В 1912 году, когда русская разведка усилила свою деятельность против восточных крепостей Германии, первый писарь губернаторства крепости Торн был помещен в служебном здании для охраны секретных планов и документов. Немного времени спустя про это узнала русская разведка. Разведывательное отделение варшавского военного округа, под начальством особенно деятельно и успешно работавшего полковника Батюшина, добилось привлечения назначенного для охраны писаря к нему на службу. Снабженный фотографическими аппаратами он доставил все, что ему было доступно. Полковник Батюшин не останавливался перед личным приездом для инструктирования в Торн и в Бреславль, где у него на службе находился также писарь крепости. Для торнского предателя оказалась роковой поездка через Австро-Венгрию и Швейцарию в Варшаву и Париж для доставки своего материала. На обратном пути из Парижа он был в Германии арестован и приговорен к высшему наказанию в 15 лет тюремного заключения.
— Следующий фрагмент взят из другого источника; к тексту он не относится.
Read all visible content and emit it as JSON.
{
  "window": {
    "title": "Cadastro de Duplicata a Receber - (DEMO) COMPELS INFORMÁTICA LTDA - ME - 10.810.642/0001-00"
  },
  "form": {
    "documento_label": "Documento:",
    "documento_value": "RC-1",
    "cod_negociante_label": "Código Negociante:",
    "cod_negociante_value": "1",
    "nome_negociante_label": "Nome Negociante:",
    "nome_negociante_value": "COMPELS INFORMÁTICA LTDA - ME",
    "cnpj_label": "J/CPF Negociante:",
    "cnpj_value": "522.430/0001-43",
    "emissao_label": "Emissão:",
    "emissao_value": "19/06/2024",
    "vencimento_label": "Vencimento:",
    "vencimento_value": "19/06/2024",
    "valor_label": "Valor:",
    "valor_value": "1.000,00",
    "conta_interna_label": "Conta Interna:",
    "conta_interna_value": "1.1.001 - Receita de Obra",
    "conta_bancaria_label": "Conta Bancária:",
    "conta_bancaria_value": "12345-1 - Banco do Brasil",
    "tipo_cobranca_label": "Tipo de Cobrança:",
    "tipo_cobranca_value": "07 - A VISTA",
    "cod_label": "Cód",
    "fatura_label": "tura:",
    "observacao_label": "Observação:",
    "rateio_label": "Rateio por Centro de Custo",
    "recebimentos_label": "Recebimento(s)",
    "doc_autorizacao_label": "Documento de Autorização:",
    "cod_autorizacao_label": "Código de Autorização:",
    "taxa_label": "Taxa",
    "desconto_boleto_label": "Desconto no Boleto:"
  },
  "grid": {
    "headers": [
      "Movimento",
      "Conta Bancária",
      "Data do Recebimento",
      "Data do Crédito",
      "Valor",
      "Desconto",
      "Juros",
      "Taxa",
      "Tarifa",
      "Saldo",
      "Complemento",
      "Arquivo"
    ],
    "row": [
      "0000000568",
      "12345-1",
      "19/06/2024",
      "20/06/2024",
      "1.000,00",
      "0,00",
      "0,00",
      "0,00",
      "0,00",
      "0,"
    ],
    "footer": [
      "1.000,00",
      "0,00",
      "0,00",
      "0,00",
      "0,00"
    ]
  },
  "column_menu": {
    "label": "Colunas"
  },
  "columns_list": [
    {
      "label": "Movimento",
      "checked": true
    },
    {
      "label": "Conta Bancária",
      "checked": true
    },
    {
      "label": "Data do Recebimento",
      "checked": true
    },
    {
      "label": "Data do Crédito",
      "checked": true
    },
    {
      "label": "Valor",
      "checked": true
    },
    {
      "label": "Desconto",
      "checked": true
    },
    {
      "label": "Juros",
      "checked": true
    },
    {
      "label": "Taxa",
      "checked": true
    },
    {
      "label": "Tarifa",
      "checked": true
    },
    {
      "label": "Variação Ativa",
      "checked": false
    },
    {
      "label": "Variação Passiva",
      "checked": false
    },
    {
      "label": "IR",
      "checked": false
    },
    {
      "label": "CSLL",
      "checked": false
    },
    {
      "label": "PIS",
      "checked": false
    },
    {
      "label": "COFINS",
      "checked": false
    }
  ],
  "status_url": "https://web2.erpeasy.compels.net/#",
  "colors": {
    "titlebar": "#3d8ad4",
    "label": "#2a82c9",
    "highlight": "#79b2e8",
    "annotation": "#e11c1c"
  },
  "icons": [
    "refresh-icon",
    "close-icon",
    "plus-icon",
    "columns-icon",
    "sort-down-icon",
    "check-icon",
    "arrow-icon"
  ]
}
Найденные у него русские деньги были сравнительно невелики, французские же значительны.
В начале 1914 года прибыло обратно в Берлин письмо, адресованное до востребования в Вену — Ницетас, которое не было получено адресатом. Письмо было вскрыто. В нем оказались русские деньги. Содержание его указывало, что деньги предназначались для изменнических целей. Австрийский генеральный штаб был об этом уведомлен. Он установил надзор за соответствующим почтовым отделением. Поступившее по этому же адресу письмо было однажды вечером получено мужчиной, личность которого, вследствие неблагоприятного стечения обстоятельств, тотчас же установить не удалось. Он уехал в автомобиле, и наблюдавший уголовный чиновник смог установить лишь номер этого автомобиля. Он последовал за ним [80] в другом автомобиле, но нагнал его лишь тогда, когда седок уже вышел. Единственной точкой опоры оказался потерянный в автомобиле перочинный нож. Владельцем его оказался полковник Редль, начальник отдела Генерального штаба в Праге, покончивший самоубийством, после того как сознался в своем предательстве в пользу русской разведки. Он был привлечен из Берлина через русского военного атташе.
Почти одновременно поступили в Берлин, в Генеральный штаб, письма, в которых какой-то незнакомец из Женевы пересылал части документов, являвшихся по его словам копиями секретного германского военного материала, проданного Франции и России. Сначала это было принято за мошенническую проделку. Но дополнительные присылки показали, что это были действительно копии германских предварительных работ на случай войны. Отправитель отказывался дать более точные указания или приехать для этой цели в Германию. Обстоятельство это заставило заподозрить целый ряд учреждений и войсковых частей в том, что ими совершена государственная измена. В конце концов, доказательства сконцентрировались над одним высшим учреждением, находившемся сначала в Кенигсберге, а в то время в Познани, и в частности — над его бывшим писарем, который уже окончил свою военную службу и был уважаемым чиновником, а также над писарем одного кавалерийского полка. Для окончательного выяснения вопроса разведывательный офицер из Кенигсберга поехал к незнакомцу в Женеву. Там он встретил под вымышленным именем бывшего секретаря русского консульства, фон Экк, который был раньше известен нашему офицеру. Пользуясь своим служебным положением в консульстве в Кенигсберге, фон Экк склонил к государственной измене в 1911–1913 гг. германских военнослужащих, в том числе и выше названных. Теперь он находился в Женеве и пытался вторично превратить в деньги свои знания. Оба писаря были приговорены к высшему наказанию — к 15 годам тюремного заключения. Только один из них получил более или менее крупные суммы, другой же не получил почти ничего и после первой услуги использовался русской разведкой без вознаграждения. Фон Экка также настигла [81] его судьба. Во время войны он был арестован при переходе Тирольской границы.